Today, children can easily navigate through all the different types of modern communication, control their mobile phones, communicate on social networks and messengers, use email and access digital libraries. This is all the more surprising because the Berlin Communications Museum's exhibition tells the story of how people exchanged information thirty, fifty or a hundred years ago, and many of the objects in the collection cannot be seen by children in everyday life; they have simply disappeared.
The most modern inhabitants of the museum are the robots that greet visitors. One gives advice on how to get around the museum, one gives information about the exhibits and the third plays for its own amusement, chasing a ball around the lobby.
It should be noted that Berlin's Communications Museum devotes most of its attention to the history of the post office, which is not surprising: it was originally a postal museum. There are mailboxes of all colours and sizes, stamps, envelopes, postmarks, wax seals and the logos of postal administrations from various countries. And under the ceiling hangs a stagecoach: slow as it may be, it was once used to transport letters and parcels.
There are also lots of interesting things to learn about other means of communication, such as the telephone. Children may have seen disc or push-button telephones, but they are unlikely to have seen old machines that do not even have a dialling device.
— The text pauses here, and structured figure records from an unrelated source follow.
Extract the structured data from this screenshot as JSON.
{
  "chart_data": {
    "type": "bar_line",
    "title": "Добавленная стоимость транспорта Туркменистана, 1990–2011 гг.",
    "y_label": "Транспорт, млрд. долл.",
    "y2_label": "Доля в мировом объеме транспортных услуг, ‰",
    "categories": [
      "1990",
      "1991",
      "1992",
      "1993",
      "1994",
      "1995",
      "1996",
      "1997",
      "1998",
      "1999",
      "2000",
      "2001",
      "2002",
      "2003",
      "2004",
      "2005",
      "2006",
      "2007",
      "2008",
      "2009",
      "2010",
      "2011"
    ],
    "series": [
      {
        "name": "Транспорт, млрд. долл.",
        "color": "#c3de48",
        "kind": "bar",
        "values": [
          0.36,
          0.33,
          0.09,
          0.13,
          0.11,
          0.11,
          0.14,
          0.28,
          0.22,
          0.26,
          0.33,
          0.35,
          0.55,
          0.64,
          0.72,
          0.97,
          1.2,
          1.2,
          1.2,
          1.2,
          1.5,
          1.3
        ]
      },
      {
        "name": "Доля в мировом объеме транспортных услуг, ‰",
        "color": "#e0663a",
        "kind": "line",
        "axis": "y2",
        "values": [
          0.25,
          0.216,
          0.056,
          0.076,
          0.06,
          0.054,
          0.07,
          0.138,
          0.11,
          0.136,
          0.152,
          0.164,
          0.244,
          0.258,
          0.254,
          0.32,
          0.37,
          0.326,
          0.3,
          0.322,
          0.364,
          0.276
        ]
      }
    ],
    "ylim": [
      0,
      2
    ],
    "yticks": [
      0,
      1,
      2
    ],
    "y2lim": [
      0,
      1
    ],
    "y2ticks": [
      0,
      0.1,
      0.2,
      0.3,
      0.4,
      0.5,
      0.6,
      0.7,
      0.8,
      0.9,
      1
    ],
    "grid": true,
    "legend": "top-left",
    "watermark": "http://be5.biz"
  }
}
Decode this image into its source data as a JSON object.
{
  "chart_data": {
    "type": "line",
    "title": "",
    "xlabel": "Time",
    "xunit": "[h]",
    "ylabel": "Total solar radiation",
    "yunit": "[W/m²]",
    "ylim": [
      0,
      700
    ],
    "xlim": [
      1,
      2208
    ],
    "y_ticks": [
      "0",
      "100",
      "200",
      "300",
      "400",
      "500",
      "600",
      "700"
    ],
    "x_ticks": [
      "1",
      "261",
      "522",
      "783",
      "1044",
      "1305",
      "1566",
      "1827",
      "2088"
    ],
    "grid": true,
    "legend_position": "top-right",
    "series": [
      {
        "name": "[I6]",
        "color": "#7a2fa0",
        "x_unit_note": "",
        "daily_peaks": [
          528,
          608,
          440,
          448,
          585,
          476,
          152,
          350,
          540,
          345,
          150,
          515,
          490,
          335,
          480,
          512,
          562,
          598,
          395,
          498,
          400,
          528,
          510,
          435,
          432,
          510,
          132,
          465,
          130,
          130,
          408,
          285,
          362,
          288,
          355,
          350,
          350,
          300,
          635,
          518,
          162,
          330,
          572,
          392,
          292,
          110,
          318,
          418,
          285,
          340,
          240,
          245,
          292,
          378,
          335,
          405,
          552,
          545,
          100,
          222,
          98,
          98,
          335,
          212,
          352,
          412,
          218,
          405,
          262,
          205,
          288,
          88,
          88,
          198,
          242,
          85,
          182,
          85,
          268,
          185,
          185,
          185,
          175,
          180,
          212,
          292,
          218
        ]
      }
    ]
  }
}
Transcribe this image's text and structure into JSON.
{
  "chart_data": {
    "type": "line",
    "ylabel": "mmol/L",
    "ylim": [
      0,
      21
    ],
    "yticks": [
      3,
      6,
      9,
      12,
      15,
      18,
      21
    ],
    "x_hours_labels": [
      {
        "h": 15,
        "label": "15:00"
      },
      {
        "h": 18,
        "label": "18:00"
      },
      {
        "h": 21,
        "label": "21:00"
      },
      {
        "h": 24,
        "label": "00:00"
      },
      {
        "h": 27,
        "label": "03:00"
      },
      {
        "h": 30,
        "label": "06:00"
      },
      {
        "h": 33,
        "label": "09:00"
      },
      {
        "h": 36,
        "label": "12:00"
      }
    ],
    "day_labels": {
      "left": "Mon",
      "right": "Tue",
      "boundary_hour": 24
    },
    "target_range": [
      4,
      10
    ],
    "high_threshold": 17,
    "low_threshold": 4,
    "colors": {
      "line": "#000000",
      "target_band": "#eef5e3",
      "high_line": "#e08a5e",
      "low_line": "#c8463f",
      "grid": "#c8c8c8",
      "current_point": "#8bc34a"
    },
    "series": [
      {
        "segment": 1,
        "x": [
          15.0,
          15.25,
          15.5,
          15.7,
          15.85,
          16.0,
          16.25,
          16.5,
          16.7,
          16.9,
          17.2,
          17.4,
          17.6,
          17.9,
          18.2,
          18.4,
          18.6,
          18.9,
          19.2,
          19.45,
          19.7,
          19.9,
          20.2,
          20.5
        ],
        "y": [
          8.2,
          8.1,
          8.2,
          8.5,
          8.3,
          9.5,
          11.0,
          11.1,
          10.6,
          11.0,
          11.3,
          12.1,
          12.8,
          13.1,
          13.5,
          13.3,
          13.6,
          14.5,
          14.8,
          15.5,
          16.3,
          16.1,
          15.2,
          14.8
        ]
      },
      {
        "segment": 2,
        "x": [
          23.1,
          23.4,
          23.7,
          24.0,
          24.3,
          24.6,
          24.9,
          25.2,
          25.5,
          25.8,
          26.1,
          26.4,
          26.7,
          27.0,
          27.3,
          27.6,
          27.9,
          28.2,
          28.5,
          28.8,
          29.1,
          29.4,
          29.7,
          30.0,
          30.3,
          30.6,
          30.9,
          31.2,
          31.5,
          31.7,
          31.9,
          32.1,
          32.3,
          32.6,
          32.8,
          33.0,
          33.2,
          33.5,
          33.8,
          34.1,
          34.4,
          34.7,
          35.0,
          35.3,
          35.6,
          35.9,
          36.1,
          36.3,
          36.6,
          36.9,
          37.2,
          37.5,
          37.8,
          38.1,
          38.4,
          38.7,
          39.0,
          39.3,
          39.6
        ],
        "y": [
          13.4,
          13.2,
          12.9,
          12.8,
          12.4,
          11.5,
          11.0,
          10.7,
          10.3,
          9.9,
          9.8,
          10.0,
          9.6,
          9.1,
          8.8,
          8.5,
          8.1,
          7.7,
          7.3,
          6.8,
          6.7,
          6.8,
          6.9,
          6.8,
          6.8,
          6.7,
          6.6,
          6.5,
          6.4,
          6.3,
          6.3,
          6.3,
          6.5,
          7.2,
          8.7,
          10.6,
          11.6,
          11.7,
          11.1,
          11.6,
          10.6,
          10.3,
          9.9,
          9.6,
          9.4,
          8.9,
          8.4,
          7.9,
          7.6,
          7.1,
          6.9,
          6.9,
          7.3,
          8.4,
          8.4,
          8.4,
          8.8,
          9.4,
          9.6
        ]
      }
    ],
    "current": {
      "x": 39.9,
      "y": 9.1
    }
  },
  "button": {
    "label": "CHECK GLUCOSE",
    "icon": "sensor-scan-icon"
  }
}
A room dedicated to the development of wartime communications is very interesting: they talk about how transmission methods were improved and what methods were used to protect communication channels. Children can listen to Morse code signals, learn about the telegraph and the teletype, see what the lamps of the first television sets looked like and admire modern television sets on display nearby. There is also a section on space communications. And in the basement is the museum's treasure trove, where the most precious artefacts are kept in a particularly reverent environment.